Он подумал об этом, а также о том, как уверенно он чувствует себя на ногах. Герта протянула ему пару мягких тапочек с загибающимися кверху носками. Когда он уселся, чтобы надеть их на ноги, то подивился тому, что оба тапочка были украшены большими пряжками, и что пряжки были серебряными. Картинки на серебре изменились, когда его ноги вошли в тапочки. Он уже перестал удивляться и гадать, в чем же заключалась эта магия. Искусству не нужно знание этого.
Он встал, осмотрелся и заметил дверь. Джон был уверен, что смотрел на эту дверь целыми часами, но теперь было похоже на то, что он видит ее в первый раз. Она тоже была украшена серебряными панелями, которые по-своему все время менялись.
— Я отведу тебя в мастерскую, Джон. Теперь ты вполне здоров. Магия закончила свою работу.
Он не переставал удивляться, идя за ней. Герта двигалась довольно быстро для человека с такими короткими ногами. Он испытывал по отношению к ней доброту и нежность, те чувства, которые мог бы питать к младшей сестре.

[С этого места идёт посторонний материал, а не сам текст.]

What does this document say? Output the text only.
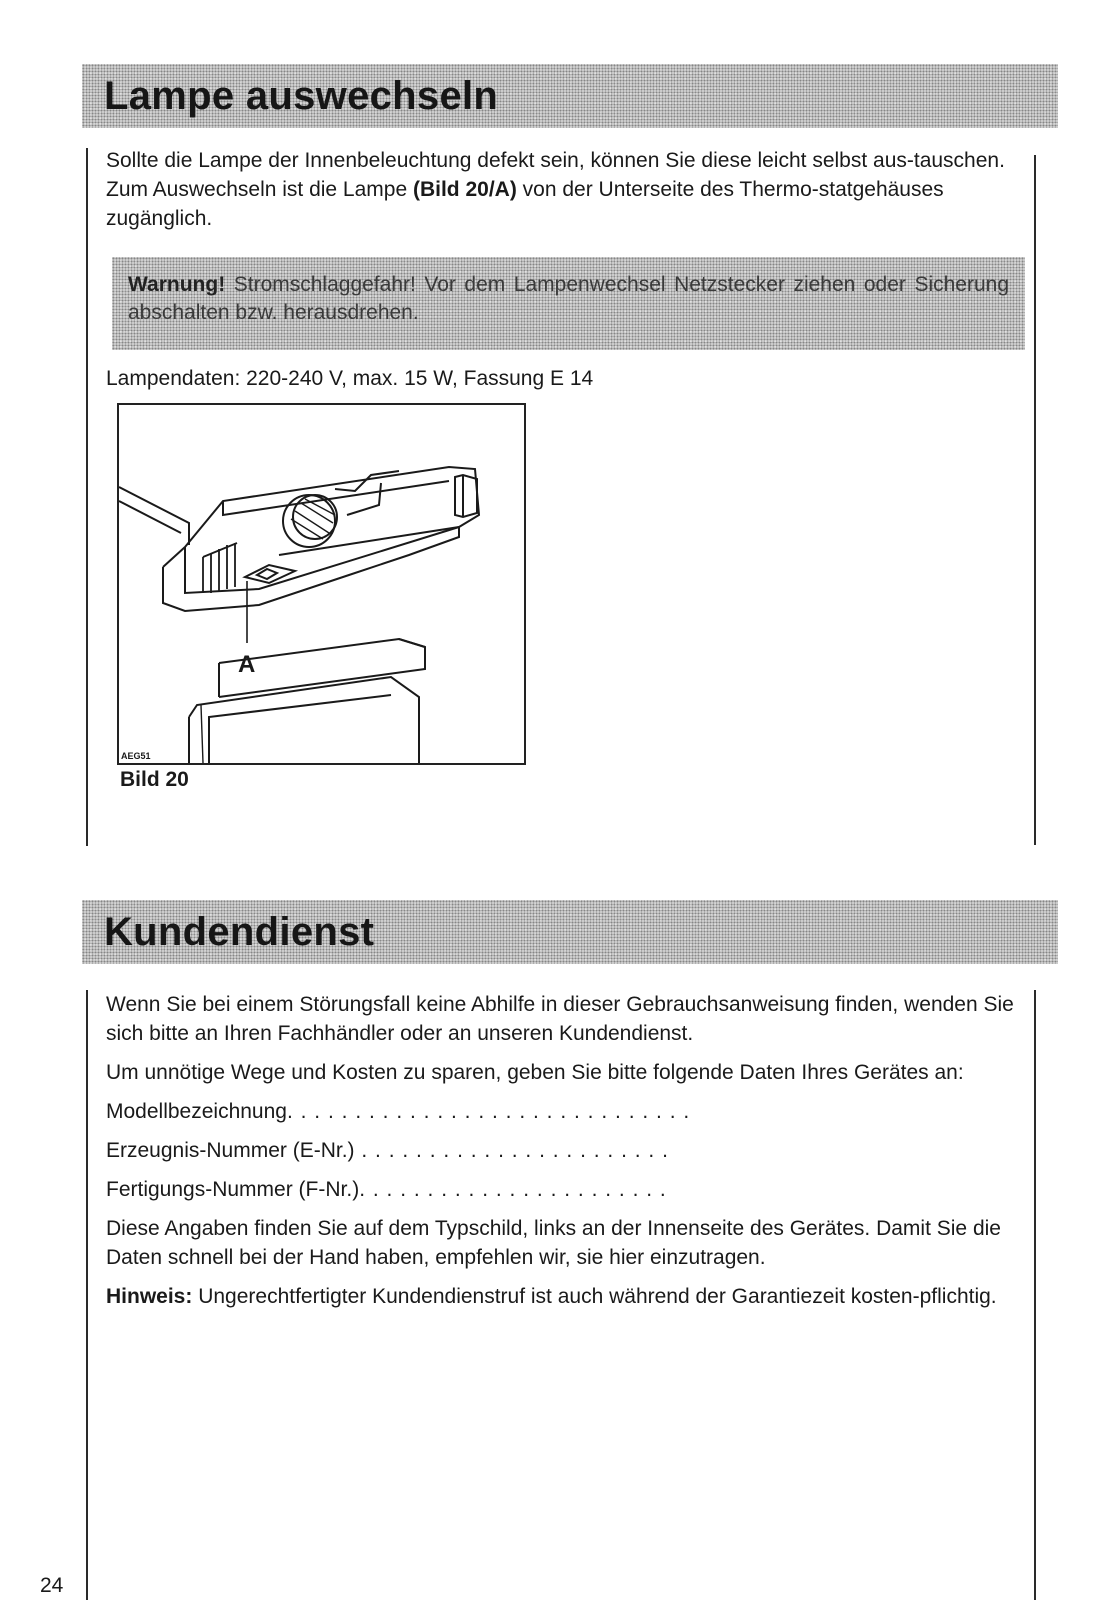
Lampe auswechseln

Sollte die Lampe der Innenbeleuchtung defekt sein, können Sie diese leicht selbst aus-tauschen. Zum Auswechseln ist die Lampe (Bild 20/A) von der Unterseite des Thermo-statgehäuses zugänglich.

Warnung! Stromschlaggefahr! Vor dem Lampenwechsel Netzstecker ziehen oder Sicherung abschalten bzw. herausdrehen.

Lampendaten: 220-240 V, max. 15 W, Fassung E 14

A
AEG51
Bild 20
Kundendienst

Wenn Sie bei einem Störungsfall keine Abhilfe in dieser Gebrauchsanweisung finden, wenden Sie sich bitte an Ihren Fachhändler oder an unseren Kundendienst.

Um unnötige Wege und Kosten zu sparen, geben Sie bitte folgende Daten Ihres Gerätes an:

Modellbezeichnung. . . . . . . . . . . . . . . . . . . . . . . . . . . . . .

Erzeugnis-Nummer (E-Nr.) . . . . . . . . . . . . . . . . . . . . . . .

Fertigungs-Nummer (F-Nr.). . . . . . . . . . . . . . . . . . . . . . .

Diese Angaben finden Sie auf dem Typschild, links an der Innenseite des Gerätes. Damit Sie die Daten schnell bei der Hand haben, empfehlen wir, sie hier einzutragen.

Hinweis: Ungerechtfertigter Kundendienstruf ist auch während der Garantiezeit kosten-pflichtig.

24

Они прошли под каменными арками, через несколько комнат без окон и, наконец, вышли в большой природный амфитеатр. Здесь было много лопоухих мужчин, носивших остроконечные шапочки, не сильно отличающиеся от колпаков из Рада, и кожаные фартуки. Они работали у индивидуальных наковален. Котел, вокруг которого кипела работа, содержал серебро в расплавленном состоянии. Огонь, пылавший так ярко под котлом, должен был, понял он, иметь магическую природу, чтобы расплавить серебро.
Пока он смотрел, один из лопоухих подошел к котлу, неся с собой охапку серебряных чешуйчатых кож. Он повертел кожу в руках и бросил ее в котел. Еще один лопоухий, стоящий на помосте, помешивал содержимое котла длинным черпаком.

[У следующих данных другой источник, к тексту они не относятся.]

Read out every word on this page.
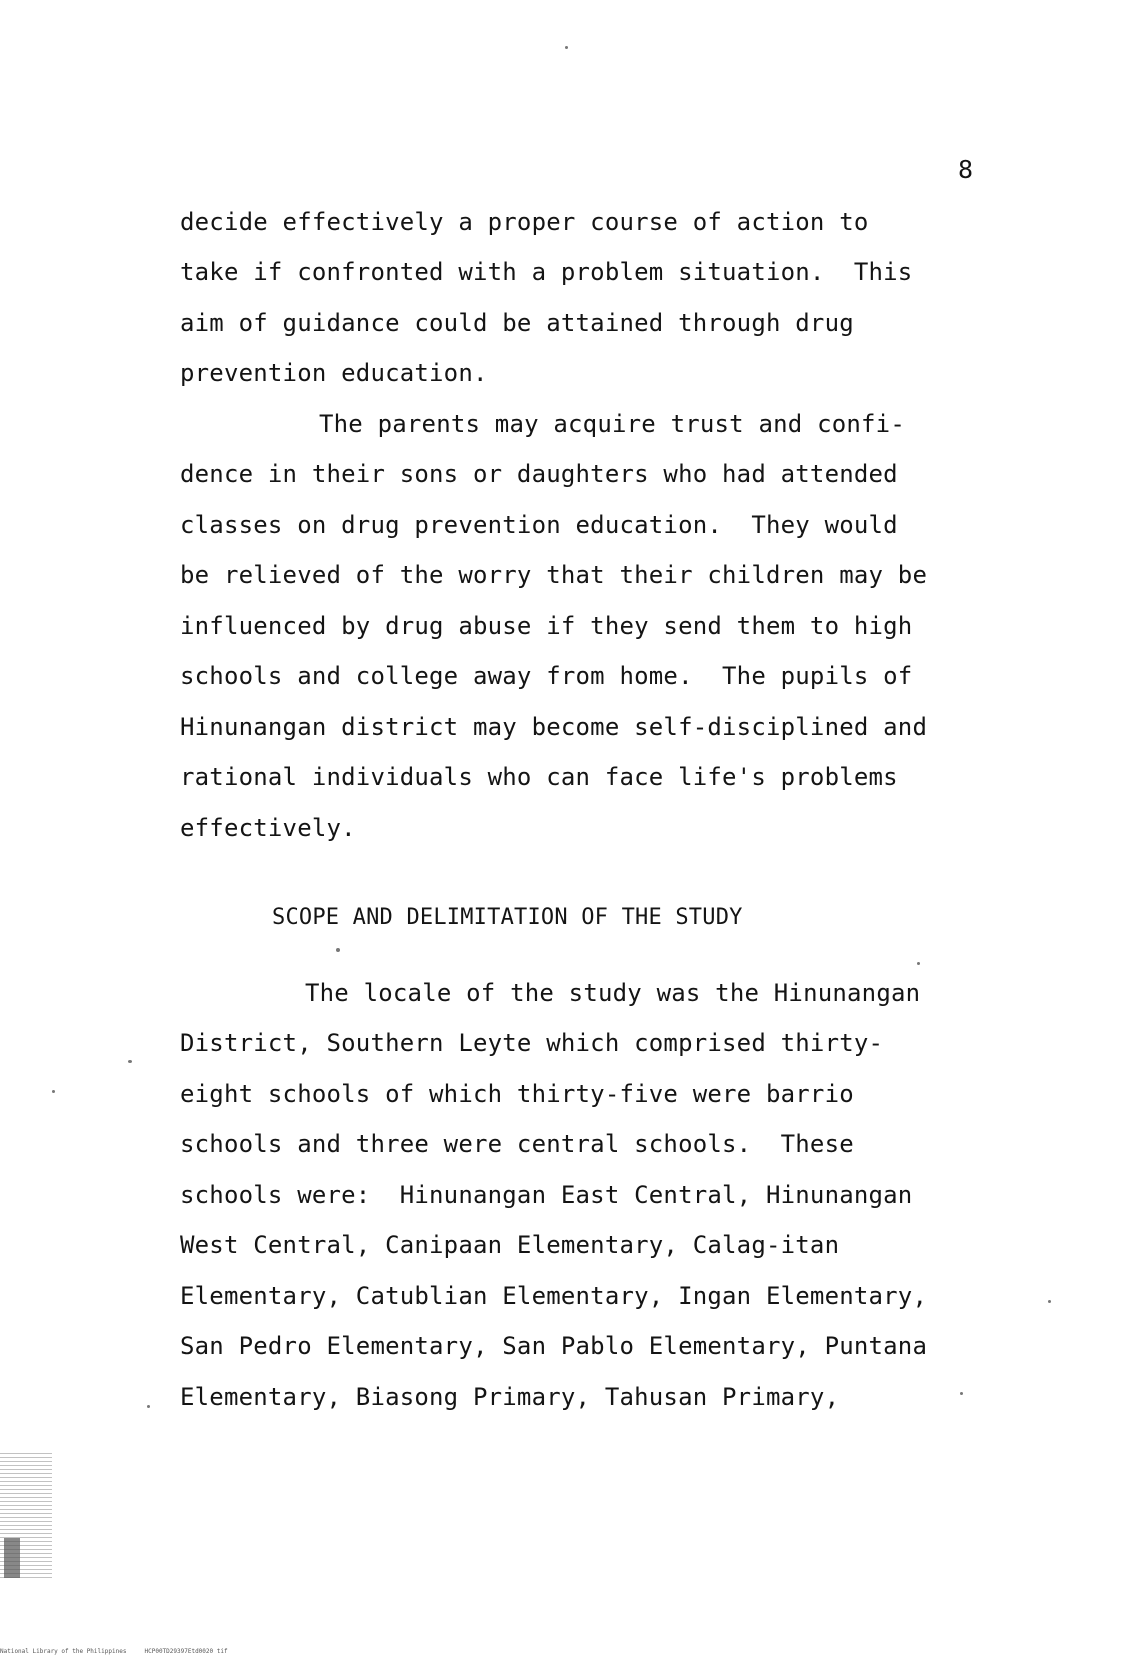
8
decide effectively a proper course of action to
take if confronted with a problem situation.  This
aim of guidance could be attained through drug
prevention education.
The parents may acquire trust and confi-
dence in their sons or daughters who had attended
classes on drug prevention education.  They would
be relieved of the worry that their children may be
influenced by drug abuse if they send them to high
schools and college away from home.  The pupils of
Hinunangan district may become self-disciplined and
rational individuals who can face life's problems
effectively.
SCOPE AND DELIMITATION OF THE STUDY
The locale of the study was the Hinunangan
District, Southern Leyte which comprised thirty-
eight schools of which thirty-five were barrio
schools and three were central schools.  These
schools were:  Hinunangan East Central, Hinunangan
West Central, Canipaan Elementary, Calag-itan
Elementary, Catublian Elementary, Ingan Elementary,
San Pedro Elementary, San Pablo Elementary, Puntana
Elementary, Biasong Primary, Tahusan Primary,
National Library of the Philippines	HCP00TD29397Etd0020 tif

— Боже мой! — сказал Джон. Он присвистнул, потом не нашел ничего лучшего, чем повторить это восклицание: — Боже мой!
Эта кожа была змеиной шкурой и состояла из чистейшего серебра! Аналог драконов с золотой чешуей! Неужели нет ничего, что не могло бы быть реальностью в каком-то из измерений?

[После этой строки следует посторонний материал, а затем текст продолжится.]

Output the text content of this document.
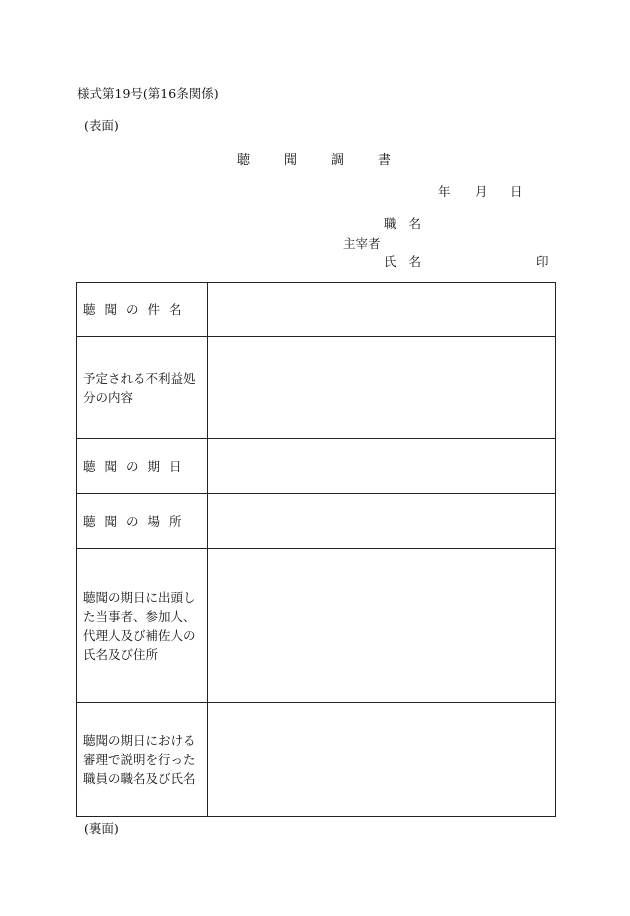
様式第19号(第16条関係)
(表面)
聴聞調書
年 月 日
職名
主宰者
氏名	印
聴聞の件名	
予定される不利益処分の内容	
聴聞の期日	
聴聞の場所	
聴聞の期日に出頭した当事者、参加人、代理人及び補佐人の氏名及び住所	
聴聞の期日における審理で説明を行った職員の職名及び氏名	
(裏面)
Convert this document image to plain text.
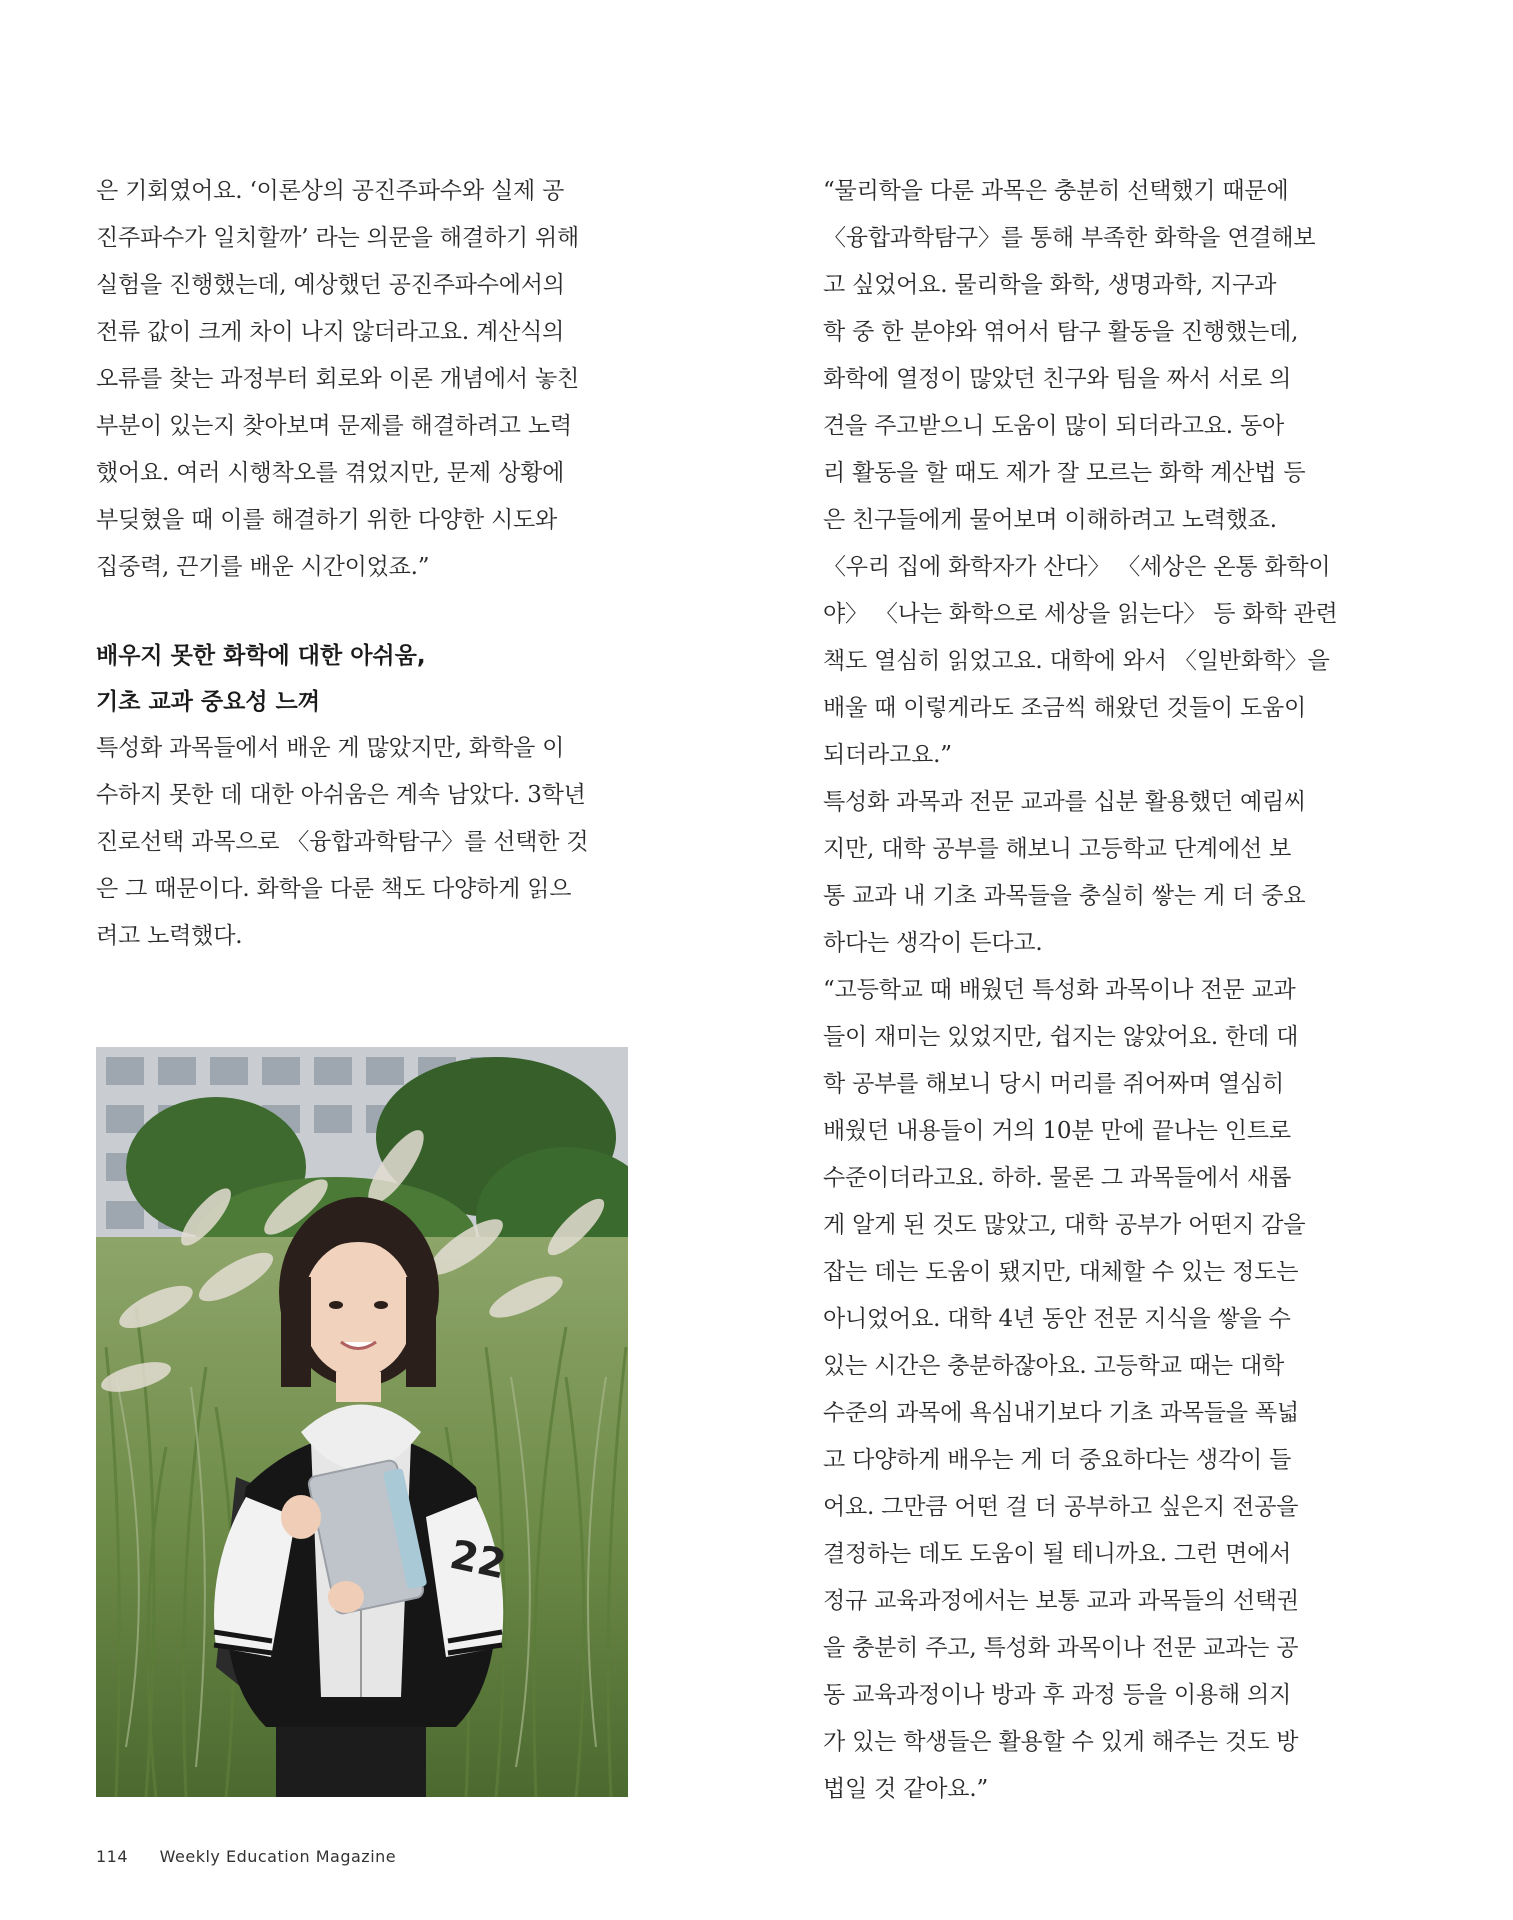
은 기회였어요. ‘이론상의 공진주파수와 실제 공
진주파수가 일치할까’ 라는 의문을 해결하기 위해
실험을 진행했는데, 예상했던 공진주파수에서의
전류 값이 크게 차이 나지 않더라고요. 계산식의
오류를 찾는 과정부터 회로와 이론 개념에서 놓친
부분이 있는지 찾아보며 문제를 해결하려고 노력
했어요. 여러 시행착오를 겪었지만, 문제 상황에
부딪혔을 때 이를 해결하기 위한 다양한 시도와
집중력, 끈기를 배운 시간이었죠.”

배우지 못한 화학에 대한 아쉬움,
기초 교과 중요성 느껴

특성화 과목들에서 배운 게 많았지만, 화학을 이
수하지 못한 데 대한 아쉬움은 계속 남았다. 3학년
진로선택 과목으로 〈융합과학탐구〉를 선택한 것
은 그 때문이다. 화학을 다룬 책도 다양하게 읽으
려고 노력했다.

22

“물리학을 다룬 과목은 충분히 선택했기 때문에
〈융합과학탐구〉를 통해 부족한 화학을 연결해보
고 싶었어요. 물리학을 화학, 생명과학, 지구과
학 중 한 분야와 엮어서 탐구 활동을 진행했는데,
화학에 열정이 많았던 친구와 팀을 짜서 서로 의
견을 주고받으니 도움이 많이 되더라고요. 동아
리 활동을 할 때도 제가 잘 모르는 화학 계산법 등
은 친구들에게 물어보며 이해하려고 노력했죠.
〈우리 집에 화학자가 산다〉 〈세상은 온통 화학이
야〉 〈나는 화학으로 세상을 읽는다〉 등 화학 관련
책도 열심히 읽었고요. 대학에 와서 〈일반화학〉을
배울 때 이렇게라도 조금씩 해왔던 것들이 도움이
되더라고요.”

특성화 과목과 전문 교과를 십분 활용했던 예림씨
지만, 대학 공부를 해보니 고등학교 단계에선 보
통 교과 내 기초 과목들을 충실히 쌓는 게 더 중요
하다는 생각이 든다고.

“고등학교 때 배웠던 특성화 과목이나 전문 교과
들이 재미는 있었지만, 쉽지는 않았어요. 한데 대
학 공부를 해보니 당시 머리를 쥐어짜며 열심히
배웠던 내용들이 거의 10분 만에 끝나는 인트로
수준이더라고요. 하하. 물론 그 과목들에서 새롭
게 알게 된 것도 많았고, 대학 공부가 어떤지 감을
잡는 데는 도움이 됐지만, 대체할 수 있는 정도는
아니었어요. 대학 4년 동안 전문 지식을 쌓을 수
있는 시간은 충분하잖아요. 고등학교 때는 대학
수준의 과목에 욕심내기보다 기초 과목들을 폭넓
고 다양하게 배우는 게 더 중요하다는 생각이 들
어요. 그만큼 어떤 걸 더 공부하고 싶은지 전공을
결정하는 데도 도움이 될 테니까요. 그런 면에서
정규 교육과정에서는 보통 교과 과목들의 선택권
을 충분히 주고, 특성화 과목이나 전문 교과는 공
동 교육과정이나 방과 후 과정 등을 이용해 의지
가 있는 학생들은 활용할 수 있게 해주는 것도 방
법일 것 같아요.”

114 Weekly Education Magazine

Его разум снова ушел в прошлое, отчаянно сражаясь хотя бы за капельку здравого смысла. Высшая школа, преподаватель, пытающийся привлечь его внимание: «Эта статья рассказывает о том, как моллюски поглощают тяжелые металлы, и о том, как эти металлы перемещаются к их панцирю. Мясо, мякоть этого моллюска не годится для употребления в пищу, и он имеет металлическую окраску. Я предлагаю тебе прочесть эту статью и сделать доклад по ней на завтрашних занятиях в классе!» Джон кивнул, жалея о том, что он выбросил потом ту пачку бумаги, и сейчас ему хотелось крикнуть назад, через все эти годы: «Да, и бессмертные драконы живут и живут в течение столетий!» Змеи были так же бессмертны, как и драконы, они поглощали и усваивали серебро вместо золота, и серебро потом в течение столетий откладывалось в их сияющих чешуйчатых шкурах.
Лопоухий, который переходил от наковальни к наковальне, проверяя работу, подошел к ним. Он был не выше Герты, но его голова была больше и выражение лица было, как у обеспокоенного ходом работ десятника.
— Он исцелился, Герта?
— Да, исцелился.
— Отлично. При продаже мы неплохо получим за него.
Герта поежилась.
— Мне не нравится об этом думать, Херциг.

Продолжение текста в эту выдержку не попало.